The UK-EU trade deal, announced on 24 December 2020, includes agreements on air transport and aviation safety which are due to come into effect at 23.00 GMT on 31 December 2020 when the UK ceases to take part in the EU Aviation Safety Agency (EASA) and other EU institutions.
While the agreements involve some elements of continuity, they do not constitute a replication of the UK’s regulatory arrangements as part of the EASA/EU framework and many sections of the aviation and aerospace industries will face changes after 31 December, as this microsite sets out.
We will study the detail of the new agreements and will update relevant pages of the microsite as information becomes clearer about how the new arrangements will work in practice. We will notify stakeholders of the updates through the SkyWise alert system. If you haven’t already done so, please subscribe to the EU exit category in the SkyWise system: skywise.caa.co.uk
Organisations that require approvals for equipment to be installed on aircraft under Part 21 Subpart O might need to take action to maximise stability for the aviation sector. The actions required would depend on individual circumstances and are a matter for each business and individual. This page sets out what you need to consider.
Technical Standard Order (Part 21 Subpart O)
Would the CAA duplicate the existing Technical Standard Order/European Technical Standard Order systems in the UK if UK participation in EASA and mutual recognition cease?
Except in the case where appropriate TSO/ETSO standards do not already exist, the CAA does not intend to generate equipment specification requirements separate to ETSO and TSO for a two-year time-limited period. We would adopt the standards currently in CS-ETSO for any applications during that time.
My organisation holds Alternative Procedures to Design Organisations (ADOA) under Subpart O from EASA and issues data to UK Production Organisations (POA) for manufacture and release.
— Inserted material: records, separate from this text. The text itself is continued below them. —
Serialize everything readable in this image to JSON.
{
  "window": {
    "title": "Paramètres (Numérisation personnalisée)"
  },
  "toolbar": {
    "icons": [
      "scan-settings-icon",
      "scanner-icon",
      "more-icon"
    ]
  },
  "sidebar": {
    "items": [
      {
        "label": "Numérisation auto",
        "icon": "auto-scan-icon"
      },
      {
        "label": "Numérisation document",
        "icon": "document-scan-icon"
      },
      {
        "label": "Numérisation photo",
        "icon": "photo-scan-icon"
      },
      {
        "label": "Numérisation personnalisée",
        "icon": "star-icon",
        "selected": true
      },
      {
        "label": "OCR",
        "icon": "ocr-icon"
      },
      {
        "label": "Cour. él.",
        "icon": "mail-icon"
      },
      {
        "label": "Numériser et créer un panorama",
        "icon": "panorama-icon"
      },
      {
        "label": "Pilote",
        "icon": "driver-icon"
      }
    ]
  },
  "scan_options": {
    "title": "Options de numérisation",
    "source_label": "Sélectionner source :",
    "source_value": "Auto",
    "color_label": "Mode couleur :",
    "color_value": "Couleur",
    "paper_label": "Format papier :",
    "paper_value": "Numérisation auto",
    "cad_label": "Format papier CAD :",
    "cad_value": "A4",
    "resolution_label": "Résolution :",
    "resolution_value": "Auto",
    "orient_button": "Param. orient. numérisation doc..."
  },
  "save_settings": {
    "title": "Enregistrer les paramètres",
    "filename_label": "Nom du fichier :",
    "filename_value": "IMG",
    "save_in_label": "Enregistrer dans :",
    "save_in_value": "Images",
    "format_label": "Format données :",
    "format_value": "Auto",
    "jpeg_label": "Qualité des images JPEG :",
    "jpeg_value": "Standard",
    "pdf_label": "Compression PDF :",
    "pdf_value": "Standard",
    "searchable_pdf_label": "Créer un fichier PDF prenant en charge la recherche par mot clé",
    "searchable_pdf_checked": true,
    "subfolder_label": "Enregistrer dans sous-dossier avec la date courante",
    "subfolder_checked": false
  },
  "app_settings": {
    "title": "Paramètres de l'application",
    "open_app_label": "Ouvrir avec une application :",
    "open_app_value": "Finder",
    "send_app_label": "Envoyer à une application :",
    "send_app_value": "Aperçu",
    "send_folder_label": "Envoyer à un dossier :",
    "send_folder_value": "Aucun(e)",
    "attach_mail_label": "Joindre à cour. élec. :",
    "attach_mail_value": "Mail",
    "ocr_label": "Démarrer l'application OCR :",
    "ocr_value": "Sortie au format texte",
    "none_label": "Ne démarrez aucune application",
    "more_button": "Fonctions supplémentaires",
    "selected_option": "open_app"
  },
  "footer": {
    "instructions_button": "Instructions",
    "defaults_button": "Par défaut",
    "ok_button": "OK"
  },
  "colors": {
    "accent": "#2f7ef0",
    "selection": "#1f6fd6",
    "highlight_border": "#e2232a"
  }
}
Do I need to apply for a UK AP to DOA to continue to do this if UK participation in EASA and mutual recognition cease?
If this scenario came into effect, EASA ADOA data (including minor changes under Subpart O) would be accepted for manufacture under a UK POA for a two-year time-limited period, and permanently after that date provided that the design data had not changed.
If at the end of the two-year period, there remained no agreement for acceptance of EASA approvals, and there was a need to make such a design change, existing ADOA organisations would need to make an application to the CAA to continue to manufacture under a UK POA.
ADOA organisations wishing to make major changes or to make new applications for equipment approval during the two-year time period would need to seek UK ADOA approval to manufacture under a UK POA under the Scheme of Charges then in force.
If my ADOA continues to be accepted, what would be the effect of the UK being outside EASA without mutual recognition on my current ETSO arrangements?
UK POAs would no longer be able to release your equipment/appliances using an EASA Form 1. From the date UK participation in EASA and mutual recognition ceased, the POA would have to make releases via a CAA Form 1. Please refer to the dedicated Aerospace Production Organisation section of the microsite for further details of the options available for production organisations.